Eastern Bloc restaurants in the West didn’t fare much better. In New York, despite the multiple waves of immigrants throughout the 20th century, your options rarely depart from family restaurants on one hand, or big floor show establishments on the other. Many seem happy to serve straight-from-the-can eggplant caviar and shoe-sole-tough Beef Stroganoff without ever wondering if they could do better — just read my reviews. Of course the customers are to blame, too. Half of them want to throw vodka shots over their backs and eat caviar by the ladle as if the October Revolution never happened, and the other half turned their grandmothers’ frugal, substitute-filled stews into their own personal Proustian madeleines. Few people pass the doorstep asking for modern Eastern European cuisine.

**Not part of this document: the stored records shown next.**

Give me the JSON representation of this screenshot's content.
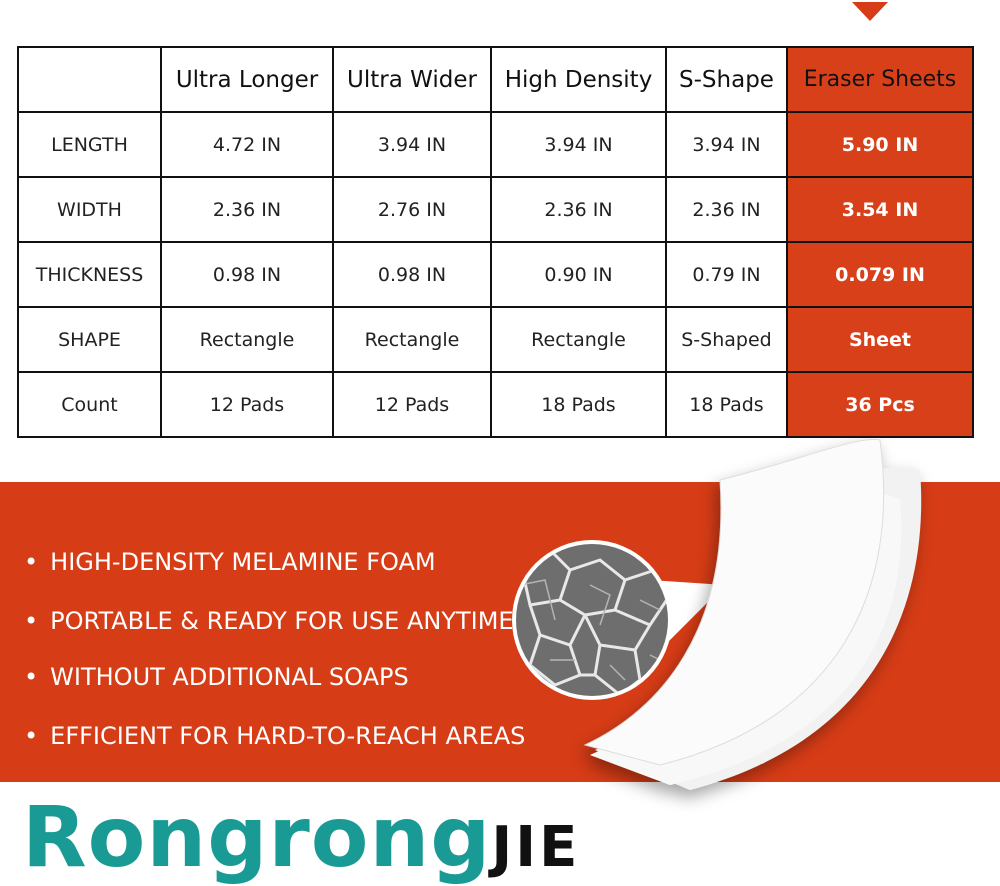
{
  "table": {
    "header": [
      "Ultra Longer",
      "Ultra Wider",
      "High Density",
      "S-Shape",
      "Eraser Sheets"
    ],
    "rows": [
      [
        "LENGTH",
        "4.72 IN",
        "3.94 IN",
        "3.94 IN",
        "3.94 IN",
        "5.90 IN"
      ],
      [
        "WIDTH",
        "2.36 IN",
        "2.76 IN",
        "2.36 IN",
        "2.36 IN",
        "3.54 IN"
      ],
      [
        "THICKNESS",
        "0.98 IN",
        "0.98 IN",
        "0.90 IN",
        "0.79 IN",
        "0.079 IN"
      ],
      [
        "SHAPE",
        "Rectangle",
        "Rectangle",
        "Rectangle",
        "S-Shaped",
        "Sheet"
      ],
      [
        "Count",
        "12 Pads",
        "12 Pads",
        "18 Pads",
        "18 Pads",
        "36 Pcs"
      ]
    ]
  },
  "features": [
    "HIGH-DENSITY MELAMINE FOAM",
    "PORTABLE & READY FOR USE ANYTIME",
    "WITHOUT ADDITIONAL SOAPS",
    "EFFICIENT FOR HARD-TO-REACH AREAS"
  ],
  "brand": {
    "name": "Rongrong",
    "suffix": "JIE"
  }
}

Okay, maybe I’m dramatizing a little bit. I won’t deny that the food situation has considerably improved. Quality local products are readily available; you can have a delicious modern meal in Prague, Budapest, or Moscow. Sophisticated winemaking has made a triumphant return in Hungary, Slovenia, and Croatia; there are lavish cookbooks filled with traditional recipes from the Caucasus and Central Asia. I’ve even seen Stalik Khankishiev using a thermometer to check meat doneness! The Soviet Union also popularized some notable dishes, such as the chicken Kiev. My point is that the food culture in those countries is making a very slow recovery and still rarely challenges traditions. Despite History’s opportunities, the gastronomy of the Eastern Bloc is still light-years away from what you see in France — or Italy, Spain, Germany, Scandinavia, Japan…

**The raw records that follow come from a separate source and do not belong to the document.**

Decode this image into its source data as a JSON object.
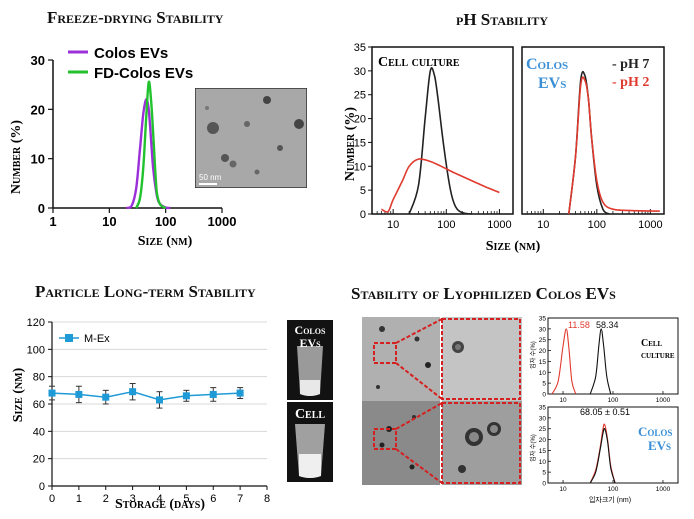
{
  "titles": {
    "freeze": "Freeze-drying Stability",
    "ph": "pH Stability",
    "longterm": "Particle Long-term Stability",
    "lyo": "Stability of Lyophilized Colos EVs"
  },
  "freeze": {
    "legend": [
      "Colos EVs",
      "FD-Colos EVs"
    ],
    "colors": {
      "colos": "#9b30d9",
      "fd": "#22c22e"
    },
    "scale_bar": "50 nm"
  },
  "ph": {
    "left_label": "Cell culture",
    "right_label_1": "Colos",
    "right_label_2": "EVs",
    "legend": [
      "- pH 7",
      "- pH 2"
    ],
    "colors": {
      "ph7": "#222222",
      "ph2": "#e03a2e",
      "colos": "#3a8fd6"
    }
  },
  "longterm": {
    "legend": "M-Ex",
    "color": "#1e9ad6",
    "vial_labels": {
      "top_1": "Colos",
      "top_2": "EVs",
      "bottom": "Cell"
    }
  },
  "lyo": {
    "top_peak_labels": [
      "11.58",
      "58.34"
    ],
    "top_label_1": "Cell",
    "top_label_2": "culture",
    "bottom_peak_label": "68.05 ± 0.51",
    "bottom_label_1": "Colos",
    "bottom_label_2": "EVs",
    "ylabel": "입자 수(%)",
    "xlabel": "입자크기 (nm)",
    "yticks_top": [
      "35",
      "30",
      "25",
      "20",
      "15",
      "10",
      "5",
      "0"
    ],
    "yticks_bottom": [
      "35",
      "30",
      "25",
      "20",
      "15",
      "10",
      "5",
      "0"
    ],
    "xticks": [
      "10",
      "100",
      "1000"
    ]
  },
  "chart_data": [
    {
      "type": "line",
      "title": "Freeze-drying Stability",
      "xlabel": "Size (nm)",
      "ylabel": "Number (%)",
      "x_scale": "log",
      "xlim": [
        1,
        1000
      ],
      "ylim": [
        0,
        30
      ],
      "xticks": [
        "1",
        "10",
        "100",
        "1000"
      ],
      "yticks": [
        "0",
        "10",
        "20",
        "30"
      ],
      "series": [
        {
          "name": "Colos EVs",
          "x": [
            20,
            25,
            30,
            35,
            40,
            45,
            50,
            55,
            60,
            70,
            80,
            100,
            120
          ],
          "y": [
            0,
            0.5,
            4,
            12,
            19,
            22,
            20,
            14,
            8,
            2.5,
            0.8,
            0.1,
            0
          ]
        },
        {
          "name": "FD-Colos EVs",
          "x": [
            30,
            35,
            40,
            45,
            50,
            55,
            60,
            65,
            70,
            80,
            100
          ],
          "y": [
            0,
            2,
            8,
            18,
            25.5,
            22,
            15,
            8,
            3,
            0.7,
            0
          ]
        }
      ]
    },
    {
      "type": "line",
      "title": "pH Stability",
      "xlabel": "Size (nm)",
      "ylabel": "Number (%)",
      "x_scale": "log",
      "ylim": [
        0,
        35
      ],
      "yticks": [
        "0",
        "5",
        "10",
        "15",
        "20",
        "25",
        "30",
        "35"
      ],
      "xticks": [
        "10",
        "100",
        "1000"
      ],
      "panels": [
        {
          "label": "Cell culture",
          "series": [
            {
              "name": "pH 7",
              "x": [
                20,
                30,
                40,
                50,
                60,
                70,
                90,
                120,
                150,
                200,
                300
              ],
              "y": [
                0,
                6,
                20,
                30,
                29,
                24,
                14,
                5,
                1.5,
                0.3,
                0
              ]
            },
            {
              "name": "pH 2",
              "x": [
                6,
                8,
                10,
                15,
                20,
                30,
                50,
                80,
                150,
                300,
                600,
                1000
              ],
              "y": [
                1,
                0.5,
                3,
                7,
                10,
                11.5,
                11,
                10,
                8.5,
                7,
                5.5,
                4.5
              ]
            }
          ]
        },
        {
          "label": "Colos EVs",
          "series": [
            {
              "name": "pH 7",
              "x": [
                30,
                40,
                50,
                60,
                70,
                80,
                100,
                130,
                170
              ],
              "y": [
                0,
                12,
                28,
                29,
                24,
                16,
                6,
                1,
                0
              ]
            },
            {
              "name": "pH 2",
              "x": [
                30,
                40,
                50,
                60,
                70,
                80,
                100,
                130,
                200,
                500,
                1500
              ],
              "y": [
                0,
                12,
                27,
                28,
                24,
                16,
                7,
                2.5,
                1,
                0.7,
                0.6
              ]
            }
          ]
        }
      ]
    },
    {
      "type": "line",
      "title": "Particle Long-term Stability",
      "xlabel": "Storage (days)",
      "ylabel": "Size (nm)",
      "xlim": [
        0,
        8
      ],
      "ylim": [
        0,
        120
      ],
      "xticks": [
        "0",
        "1",
        "2",
        "3",
        "4",
        "5",
        "6",
        "7",
        "8"
      ],
      "yticks": [
        "0",
        "20",
        "40",
        "60",
        "80",
        "100",
        "120"
      ],
      "grid": true,
      "legend": "top-left",
      "series": [
        {
          "name": "M-Ex",
          "x": [
            0,
            1,
            2,
            3,
            4,
            5,
            6,
            7
          ],
          "y": [
            68,
            67,
            65,
            69,
            63,
            66,
            67,
            68
          ],
          "error": [
            5,
            6,
            5,
            6,
            6,
            4,
            5,
            4
          ]
        }
      ]
    }
  ]
}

My goal with Food Perestroika is to rebuild culinary traditions from the former Eastern Bloc, and try to re-imagine and elevate them to haute cuisine. The word perestroika means reconstruction, but I am not interested in replication so much as I am interested in innovation inspired by what came before, and in making the most of the ingredients and flavors that can be found in that part of the world. Most of the various topics I discuss can be pieced together to work towards this objective:

  • Travel stories investigate the ingredients, preparations, and principles that define each country (with many digressions, I admit)
  • Restaurant reviews report the state of things on my side of the pond, and occasionally elsewhere
  • Finally, the recipes, which are the cornerstones of my reconstruction, and fall under several categories:
    Some of them reinterpret traditional dishes, as I think it is impossible to innovate if you don’t master the classics. I’m not interested in publishing another passable 30-minute recipe with a pretty picture for instant gratification on foodgawker. I really try to come up with the best recipes possible, fine-tuning over and over until the results are worth publishing.

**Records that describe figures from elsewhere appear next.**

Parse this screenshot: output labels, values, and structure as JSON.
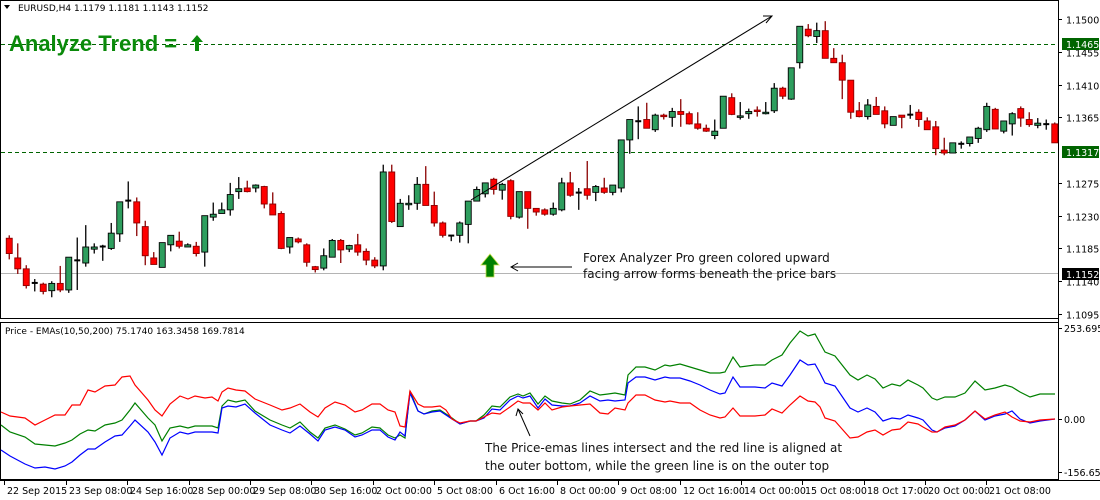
{
  "header": {
    "symbol_line": "EURUSD,H4  1.1179 1.1181 1.1143 1.1152",
    "title": "Analyze Trend =",
    "title_arrow": "up-arrow"
  },
  "indicator": {
    "label": "Price - EMAs(10,50,200) 75.1740 163.3458 169.7814",
    "axis_labels": [
      "253.6957",
      "0.00",
      "-156.653"
    ]
  },
  "annotations": {
    "arrow_note_line1": "Forex Analyzer Pro green colored upward",
    "arrow_note_line2": "facing arrow forms beneath the price bars",
    "ema_note_line1": "The Price-emas lines intersect and the red line is aligned at",
    "ema_note_line2": "the outer bottom, while the green line is on the outer top"
  },
  "colors": {
    "bull": "#2e9e5e",
    "bear": "#ff0000",
    "bear_wick": "#8b0000",
    "title": "#0a8a0a",
    "hline": "#006400",
    "ema_fast": "#ff0000",
    "ema_mid": "#0000ff",
    "ema_slow": "#008000"
  },
  "chart_data": [
    {
      "type": "candlestick",
      "title": "EURUSD,H4",
      "ylim": [
        1.108,
        1.1525
      ],
      "y_ticks": [
        "1.1500",
        "1.1455",
        "1.1410",
        "1.1365",
        "1.1275",
        "1.1230",
        "1.1185",
        "1.1140",
        "1.1095"
      ],
      "price_tags": [
        {
          "value": "1.1465",
          "style": "green-dashed"
        },
        {
          "value": "1.1317",
          "style": "green-dashed"
        },
        {
          "value": "1.1152",
          "style": "gray-solid-current"
        }
      ],
      "x_labels": [
        "22 Sep 2015",
        "23 Sep 08:00",
        "24 Sep 16:00",
        "28 Sep 00:00",
        "29 Sep 08:00",
        "30 Sep 16:00",
        "2 Oct 00:00",
        "5 Oct 08:00",
        "6 Oct 16:00",
        "8 Oct 00:00",
        "9 Oct 08:00",
        "12 Oct 16:00",
        "14 Oct 00:00",
        "15 Oct 08:00",
        "18 Oct 17:00",
        "20 Oct 00:00",
        "21 Oct 08:00"
      ],
      "candles": [
        [
          1.1199,
          1.1203,
          1.117,
          1.1178
        ],
        [
          1.1172,
          1.1192,
          1.115,
          1.1157
        ],
        [
          1.1157,
          1.1162,
          1.113,
          1.1134
        ],
        [
          1.1138,
          1.1143,
          1.1126,
          1.1138
        ],
        [
          1.1136,
          1.1138,
          1.1122,
          1.1126
        ],
        [
          1.1127,
          1.114,
          1.1118,
          1.1137
        ],
        [
          1.1137,
          1.1161,
          1.1125,
          1.1128
        ],
        [
          1.1128,
          1.1171,
          1.1124,
          1.1173
        ],
        [
          1.1169,
          1.12,
          1.1128,
          1.1169
        ],
        [
          1.1165,
          1.1217,
          1.116,
          1.1187
        ],
        [
          1.1184,
          1.1192,
          1.1178,
          1.1187
        ],
        [
          1.1188,
          1.119,
          1.1168,
          1.1187
        ],
        [
          1.1185,
          1.122,
          1.1183,
          1.1206
        ],
        [
          1.1205,
          1.1244,
          1.1194,
          1.1249
        ],
        [
          1.1251,
          1.1277,
          1.124,
          1.1251
        ],
        [
          1.1249,
          1.1255,
          1.1202,
          1.122
        ],
        [
          1.1215,
          1.1223,
          1.1162,
          1.1175
        ],
        [
          1.1172,
          1.118,
          1.1166,
          1.1163
        ],
        [
          1.1159,
          1.1189,
          1.116,
          1.1193
        ],
        [
          1.119,
          1.12,
          1.1181,
          1.1203
        ],
        [
          1.1195,
          1.1208,
          1.1185,
          1.1188
        ],
        [
          1.1187,
          1.1192,
          1.1187,
          1.119
        ],
        [
          1.1188,
          1.1194,
          1.1174,
          1.1178
        ],
        [
          1.118,
          1.122,
          1.116,
          1.123
        ],
        [
          1.1228,
          1.1248,
          1.1223,
          1.1232
        ],
        [
          1.1233,
          1.1248,
          1.1233,
          1.1238
        ],
        [
          1.1238,
          1.1275,
          1.123,
          1.1259
        ],
        [
          1.1263,
          1.1283,
          1.1253,
          1.1267
        ],
        [
          1.1268,
          1.1278,
          1.1262,
          1.1263
        ],
        [
          1.1268,
          1.1273,
          1.1262,
          1.1272
        ],
        [
          1.127,
          1.1271,
          1.124,
          1.1246
        ],
        [
          1.1246,
          1.1262,
          1.1239,
          1.1231
        ],
        [
          1.1233,
          1.1236,
          1.1184,
          1.1185
        ],
        [
          1.1187,
          1.12,
          1.1178,
          1.12
        ],
        [
          1.1198,
          1.12,
          1.1192,
          1.1194
        ],
        [
          1.119,
          1.1192,
          1.116,
          1.1166
        ],
        [
          1.116,
          1.1161,
          1.1152,
          1.1156
        ],
        [
          1.1158,
          1.1185,
          1.1155,
          1.1175
        ],
        [
          1.1173,
          1.1198,
          1.1175,
          1.1196
        ],
        [
          1.1196,
          1.1198,
          1.1165,
          1.1183
        ],
        [
          1.1184,
          1.119,
          1.118,
          1.1189
        ],
        [
          1.119,
          1.1205,
          1.1175,
          1.118
        ],
        [
          1.1181,
          1.1185,
          1.1162,
          1.1169
        ],
        [
          1.1169,
          1.1173,
          1.1158,
          1.1161
        ],
        [
          1.1161,
          1.13,
          1.1155,
          1.129
        ],
        [
          1.129,
          1.13,
          1.122,
          1.1222
        ],
        [
          1.1215,
          1.1253,
          1.1218,
          1.1247
        ],
        [
          1.1245,
          1.1258,
          1.1238,
          1.1247
        ],
        [
          1.1247,
          1.1283,
          1.1238,
          1.1273
        ],
        [
          1.1273,
          1.1298,
          1.1245,
          1.1244
        ],
        [
          1.1244,
          1.1263,
          1.1215,
          1.122
        ],
        [
          1.122,
          1.1222,
          1.12,
          1.1203
        ],
        [
          1.1203,
          1.1203,
          1.1195,
          1.1203
        ],
        [
          1.1203,
          1.1222,
          1.1193,
          1.122
        ],
        [
          1.1218,
          1.1243,
          1.1192,
          1.125
        ],
        [
          1.125,
          1.127,
          1.125,
          1.1266
        ],
        [
          1.126,
          1.127,
          1.1255,
          1.1275
        ],
        [
          1.128,
          1.1282,
          1.1259,
          1.1266
        ],
        [
          1.1265,
          1.1275,
          1.1252,
          1.1273
        ],
        [
          1.1278,
          1.128,
          1.1225,
          1.1229
        ],
        [
          1.1228,
          1.1262,
          1.1226,
          1.1263
        ],
        [
          1.1263,
          1.1263,
          1.1212,
          1.124
        ],
        [
          1.124,
          1.124,
          1.123,
          1.1235
        ],
        [
          1.1238,
          1.124,
          1.123,
          1.1232
        ],
        [
          1.1232,
          1.1248,
          1.123,
          1.124
        ],
        [
          1.1238,
          1.1282,
          1.1236,
          1.1275
        ],
        [
          1.1275,
          1.129,
          1.1256,
          1.1258
        ],
        [
          1.1262,
          1.1268,
          1.1238,
          1.1262
        ],
        [
          1.1267,
          1.1305,
          1.1252,
          1.1258
        ],
        [
          1.1262,
          1.1272,
          1.125,
          1.127
        ],
        [
          1.1268,
          1.1282,
          1.126,
          1.1262
        ],
        [
          1.1262,
          1.1268,
          1.1258,
          1.1272
        ],
        [
          1.1268,
          1.1325,
          1.1262,
          1.1334
        ],
        [
          1.1334,
          1.1355,
          1.1315,
          1.1362
        ],
        [
          1.136,
          1.138,
          1.1335,
          1.136
        ],
        [
          1.1362,
          1.1385,
          1.1355,
          1.135
        ],
        [
          1.1348,
          1.137,
          1.1345,
          1.1368
        ],
        [
          1.1368,
          1.137,
          1.1362,
          1.1366
        ],
        [
          1.1365,
          1.1378,
          1.1352,
          1.1373
        ],
        [
          1.1373,
          1.139,
          1.1352,
          1.1369
        ],
        [
          1.137,
          1.1373,
          1.1355,
          1.1356
        ],
        [
          1.1356,
          1.1372,
          1.1348,
          1.135
        ],
        [
          1.135,
          1.1355,
          1.1345,
          1.1346
        ],
        [
          1.134,
          1.1362,
          1.1335,
          1.1346
        ],
        [
          1.135,
          1.1394,
          1.135,
          1.1394
        ],
        [
          1.1392,
          1.1398,
          1.1368,
          1.1369
        ],
        [
          1.1365,
          1.1386,
          1.1362,
          1.1367
        ],
        [
          1.137,
          1.1377,
          1.1363,
          1.1373
        ],
        [
          1.1375,
          1.138,
          1.1366,
          1.1373
        ],
        [
          1.137,
          1.1386,
          1.1369,
          1.1372
        ],
        [
          1.1374,
          1.1412,
          1.1371,
          1.1405
        ],
        [
          1.1405,
          1.1407,
          1.139,
          1.1394
        ],
        [
          1.139,
          1.1433,
          1.1389,
          1.1433
        ],
        [
          1.144,
          1.1488,
          1.1432,
          1.149
        ],
        [
          1.1486,
          1.1493,
          1.1475,
          1.1477
        ],
        [
          1.1476,
          1.1495,
          1.1467,
          1.1484
        ],
        [
          1.1484,
          1.1497,
          1.1446,
          1.1446
        ],
        [
          1.1446,
          1.146,
          1.1441,
          1.144
        ],
        [
          1.144,
          1.1451,
          1.139,
          1.1416
        ],
        [
          1.1416,
          1.1416,
          1.1363,
          1.1372
        ],
        [
          1.1374,
          1.1386,
          1.1365,
          1.1366
        ],
        [
          1.1366,
          1.139,
          1.1362,
          1.1382
        ],
        [
          1.138,
          1.1393,
          1.137,
          1.1369
        ],
        [
          1.1374,
          1.138,
          1.135,
          1.1356
        ],
        [
          1.1354,
          1.1364,
          1.1354,
          1.1366
        ],
        [
          1.1368,
          1.1368,
          1.135,
          1.1365
        ],
        [
          1.1369,
          1.1382,
          1.1363,
          1.1368
        ],
        [
          1.1372,
          1.1376,
          1.1352,
          1.1362
        ],
        [
          1.136,
          1.1365,
          1.135,
          1.1348
        ],
        [
          1.1352,
          1.136,
          1.1313,
          1.1322
        ],
        [
          1.132,
          1.1337,
          1.1313,
          1.1316
        ],
        [
          1.1316,
          1.133,
          1.1316,
          1.133
        ],
        [
          1.1329,
          1.1332,
          1.1322,
          1.1329
        ],
        [
          1.1329,
          1.1338,
          1.1325,
          1.1338
        ],
        [
          1.1336,
          1.1352,
          1.133,
          1.135
        ],
        [
          1.1348,
          1.1385,
          1.1345,
          1.138
        ],
        [
          1.1376,
          1.1378,
          1.135,
          1.1349
        ],
        [
          1.1346,
          1.136,
          1.1343,
          1.136
        ],
        [
          1.1356,
          1.1372,
          1.134,
          1.137
        ],
        [
          1.1377,
          1.138,
          1.1352,
          1.1364
        ],
        [
          1.1362,
          1.1372,
          1.1352,
          1.1355
        ],
        [
          1.1354,
          1.1364,
          1.135,
          1.1357
        ],
        [
          1.1355,
          1.1362,
          1.1348,
          1.1356
        ],
        [
          1.1356,
          1.1358,
          1.1345,
          1.133
        ]
      ],
      "trend_line": {
        "from_price": 1.1275,
        "to_price": 1.15,
        "direction": "up"
      },
      "signal_arrow": {
        "type": "up-arrow",
        "color": "#008000",
        "position": "below bar near 5 Oct 08:00"
      }
    },
    {
      "type": "line",
      "title": "Price - EMAs(10,50,200)",
      "values_shown": [
        75.174,
        163.3458,
        169.7814
      ],
      "ylim": [
        -156.653,
        253.6957
      ],
      "y_ticks": [
        "253.6957",
        "0.00",
        "-156.653"
      ],
      "series": [
        {
          "name": "EMA10 (red)",
          "color": "#ff0000"
        },
        {
          "name": "EMA50 (blue)",
          "color": "#0000ff"
        },
        {
          "name": "EMA200 (green)",
          "color": "#008000"
        }
      ]
    }
  ]
}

    Another group of recipes tries to build on top of this base to create more modern, novel, and elaborate dishes. Many people would discard them as not representative of the Eastern Bloc at all. I, on the other hand, make the argument that if a dish uses ingredients and methods found in a given country, no matter how obscure, then it’s as reflective of that country as it gets. To deny this argument is as ludicrous as complaining that such-and-such Michelin-starred restaurant in Paris doesn’t serve French cuisine because they don’t feature cassoulet, camembert, or frogs’ legs on their menu.
    Still other posts have me making my building blocks from scratch — cheese, preserves, bread — simply because reconstruction often starts at the atomic level, so to speak. This is also how I became interested in hunting and fishing. I am far from being a textbook hipster type, but I do agree with some locavore ideas about knowing where your meat comes from.

I may not follow any rigorous order in my posts, instead going back and forth between countries, post categories, and recipe complexity. It all depends on my inspiration of the moment. But hopefully, after a few years of writing, the big picture will start to make sense.